师恩难忘 • 忆我的九位师尊(下)

时间:2022-09-29 16:51:39 阅读: 来源:

正文之前先与朋友圈互动。
  
      一、关于称呼
      邻居(双湖湾业主)纳兰:兄台能否不自称老夫?第一人称的“我”或者“老李”都比老夫可爱、接地气儿。
      远亲不如近邻,谨答:少壮萎弱不丈夫,老迈气洪称老夫——“前半辈子有多怂,后半辈子就有多猛”。怂人威名,内虚外补,哪怕虚膘,胖亦为壮。
      再者,老夫如今岁数走可爱路线早已过了“保值期”。
      怎讲?
      赏心悦目世间物,
      雏鸟初啼云霞树;
      老景可观唯松梅,
      吾辈妩媚但青春。
 
      二、关乎友谊
      忆老师“上”“中”篇发后,部分亲为了情谊很拼:
      针对我“上”篇中的清唱——
     “听李先生的歌声,一如秒穿歌的年代。闲云野鹤而又荷包充溢的日子让李先生心灵放空,恍如悠然见南山之境,羡之慕之。”(报社吴老弟语)
      “歌声纯净情感充盈,相当有意境!”(我眼中的省会媒体钢琴家、媒体界邓丽君黄大妞语)
      “可读性很强。满满的回忆很感人。虽然不是我们那个年代的四厂子弟小学。”(郑州纺织史见证者,图文并茂记录者,四厂50后老兄夏源语)
      “讲的很好,但我己记不住了,因脑子笨,特别奖励你。”(同学老赵语。这个老赵就是“中”篇回忆中那个“赵氏肘子”的携带者,即其肘一出我即倒地的赵同学赵老板。他点赞文章之后还发了个红包。我好久未吃到他的四厂烩面了!)
     “就喜欢李老师这一本正经的顽皮!”(性情写手金子语)
       
       关于标题
       看了本系列忆老师文章,郑棉四厂50后老兄针对我的标题直言不讳发表看法:
     “我这一个年已七十二岁,1963届毕业于国棉四厂小学的老学生,认真看一个几乎错一辈人的1980届四厂子弟中学的学生,写的几篇满满回忆校园、老师和同学的文章。感觉作者记忆力超强,文笔流畅,诙谐但不失真情流露。我想你的同学和老师看后一定会感到有你真好!提点小意见的话,文章的题目有点儿做作,有文学知识的人一看很明白,而对更多的读者和受众来说就要揣摩。一个好文章配上醒目的题目会被更多的读者转发欣赏,与你感同身受。”
      夏兄说的有道理,本文“上篇”始发时,我曾为标题犹豫了一阵。如今夏老兄当头棒喝,立即改。只是积习难尽,标题本可用最通俗的“老师”二字,却还是用了“师尊”二字。但不管咋说,总体看,新改标题较原题“益师损师皆我师 ,野叟怅忆众师亲”通俗多了,接地气多了。

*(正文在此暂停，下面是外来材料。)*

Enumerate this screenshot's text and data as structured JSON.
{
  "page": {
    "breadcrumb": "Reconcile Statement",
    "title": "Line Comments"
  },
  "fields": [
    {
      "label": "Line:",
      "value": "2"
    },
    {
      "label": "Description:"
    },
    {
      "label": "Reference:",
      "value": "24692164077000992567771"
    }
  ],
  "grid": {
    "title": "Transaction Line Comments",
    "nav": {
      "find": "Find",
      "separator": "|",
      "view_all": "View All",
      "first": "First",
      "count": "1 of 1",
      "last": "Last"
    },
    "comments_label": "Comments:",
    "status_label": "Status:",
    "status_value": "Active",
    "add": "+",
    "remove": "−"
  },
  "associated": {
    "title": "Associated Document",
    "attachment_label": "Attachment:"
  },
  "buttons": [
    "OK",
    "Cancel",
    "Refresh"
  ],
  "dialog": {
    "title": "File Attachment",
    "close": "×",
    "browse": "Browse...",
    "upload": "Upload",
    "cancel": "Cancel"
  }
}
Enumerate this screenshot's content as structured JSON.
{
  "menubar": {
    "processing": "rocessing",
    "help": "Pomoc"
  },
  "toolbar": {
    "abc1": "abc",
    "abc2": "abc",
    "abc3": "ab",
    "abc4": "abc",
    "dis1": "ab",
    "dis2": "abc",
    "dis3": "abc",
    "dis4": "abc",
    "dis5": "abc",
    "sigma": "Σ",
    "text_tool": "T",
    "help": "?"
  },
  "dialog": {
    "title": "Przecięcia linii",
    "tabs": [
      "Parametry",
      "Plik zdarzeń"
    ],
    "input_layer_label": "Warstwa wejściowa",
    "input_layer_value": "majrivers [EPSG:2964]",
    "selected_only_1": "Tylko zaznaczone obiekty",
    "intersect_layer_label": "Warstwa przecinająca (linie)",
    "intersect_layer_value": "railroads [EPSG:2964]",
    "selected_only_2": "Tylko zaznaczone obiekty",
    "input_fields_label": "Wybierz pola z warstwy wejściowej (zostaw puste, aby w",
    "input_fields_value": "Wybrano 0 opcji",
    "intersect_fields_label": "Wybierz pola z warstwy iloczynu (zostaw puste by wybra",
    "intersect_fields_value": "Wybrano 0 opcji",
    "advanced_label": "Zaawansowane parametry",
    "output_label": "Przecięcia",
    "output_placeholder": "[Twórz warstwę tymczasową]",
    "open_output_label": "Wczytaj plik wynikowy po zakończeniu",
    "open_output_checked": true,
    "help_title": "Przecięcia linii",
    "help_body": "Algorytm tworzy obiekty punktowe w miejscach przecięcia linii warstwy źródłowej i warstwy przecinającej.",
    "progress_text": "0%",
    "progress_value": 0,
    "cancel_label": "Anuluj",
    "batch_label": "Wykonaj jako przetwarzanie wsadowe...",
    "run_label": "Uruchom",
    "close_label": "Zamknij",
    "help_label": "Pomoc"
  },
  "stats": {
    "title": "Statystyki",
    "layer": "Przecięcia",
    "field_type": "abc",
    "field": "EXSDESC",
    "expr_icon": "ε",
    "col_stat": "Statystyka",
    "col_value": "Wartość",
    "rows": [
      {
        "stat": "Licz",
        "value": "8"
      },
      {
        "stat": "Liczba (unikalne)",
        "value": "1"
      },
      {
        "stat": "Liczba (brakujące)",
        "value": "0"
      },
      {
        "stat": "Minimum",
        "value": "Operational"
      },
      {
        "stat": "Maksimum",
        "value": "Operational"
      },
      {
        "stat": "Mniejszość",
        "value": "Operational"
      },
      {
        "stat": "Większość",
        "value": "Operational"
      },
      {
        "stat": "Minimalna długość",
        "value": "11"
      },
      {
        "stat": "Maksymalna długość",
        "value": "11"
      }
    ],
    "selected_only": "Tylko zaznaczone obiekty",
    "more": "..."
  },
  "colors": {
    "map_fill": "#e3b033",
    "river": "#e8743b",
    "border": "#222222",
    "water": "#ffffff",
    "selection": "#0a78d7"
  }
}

       老夫的惯例,只要是夸咱的,一概认定为真情流露,实夸无虚。
       为何?有古例可做反证。
       邹忌长八尺有余,形貌昳丽。朝服衣冠,窥镜,谓其妻曰:“我孰与城北徐公美(我与城北徐公谁美)?”其妻曰:“君美甚,徐公何能及君?”忌不自信,复问其妾曰:“吾孰与徐公美?”妾曰:“徐公何能及君?”旦日,客从外来,与坐谈,问客:“吾与徐公孰美?”客曰:“徐公不若君之美。”明日徐公来,熟视之,自认不如。(忌)暮寝而思:“吾妻美我者,私我也;妾之美我者,畏我也;客之美我者,欲有求于我也。(《战国策》,有删减,个别字改为今常用字)
       邹忌贵为齐国相国,亲友或有攀附之意而违心捧他,而老夫不过一个退休老头,不退也没啥能量,退后更是一点粮食也打不了。故没人会图咱啥,咱要权没权要色没色要钱没钱,整个就是社会能量方面的“三无”品。
      因此,从逻辑上讲,人家既然对咱没有所求,还夸,这不是真心是啥?嘿嘿,这个逻辑虽说不是无懈可击。但对于一个退休老同志,咱也不能太过认真,是吧?只要退休的老同志开心,比啥都强。这也是我党及政府一向的情怀,对不?
 
益师素描之田明琼老师
 
       田明琼老师是我高二的班主任,个略矮,双目亮,步有力。我因其宠爱的王继辉同学的热情推荐“李红辉的作文可好”而转到了她所教的七班。
       田老师与我有两个故事。
       一次全班师生去嵩山游玩,在返回时,不知谁说起了健康类话题。我莫明其妙地高声说“我有高血压”。同学轰笑。
       王继辉同学听了秒回:“你不是高血压,你是尿不尽!”同学笑得更欢了。
       这时很喜欢王继辉的田老师呵斥了他:“别瞎说!那有这样说自己的同学的!”
        不服的王继辉同学又嘀咕了一句:“高血压都是老年人得的。他个小屁孩得的那门子高血压?”田老师瞪了他一眼,“就你话多,就你能是吧?”王同学偃旗息鼓。
       还有一次发生在作文课堂上。我的作文,田老师打了95分。这对于作文来说,应相当于满分。当田老师在讲台上说“这回李红辉的作文写得很好。但他的字实在不敢恭维,有些字还不好认。所以,我就不给大家念了!”
       我正兴奋着,听到她说不念我的文章了,无比失落。心说,我的字不好认,你还能打高分?
       其实,田老师很不喜欢我。看我的眼光也常是鄙视的。我知道原因,是她发现我太烧包,时不时都在整自己的发型。她看不惯不把心思多用到学习上的学生。但她不会因鄙视我的烧包做派,就对我的作文有偏见。她公允而严厉,令人畏惧。
        写本文时,我曾想找田老师、齐老师等师尊的照片,遗憾未果。


       图为郑棉四厂子弟学校50后60后同学(体育牛的一批,其中不乏省市区运动会足球、田径、篮球等冠军队主力,其中数位是作者当年的偶像)于2018年与老师、教练大团圆。二排居中的体育老师,也教过我们80届。他们至少是四厂50后、60后、70初同学共同的体育老师。只可惜作者除了足球还马虎外,其他竞技体育项目全不沾边,因此未能与上述体育老师有更多接触,所以只有美好印象,没有温馨故事。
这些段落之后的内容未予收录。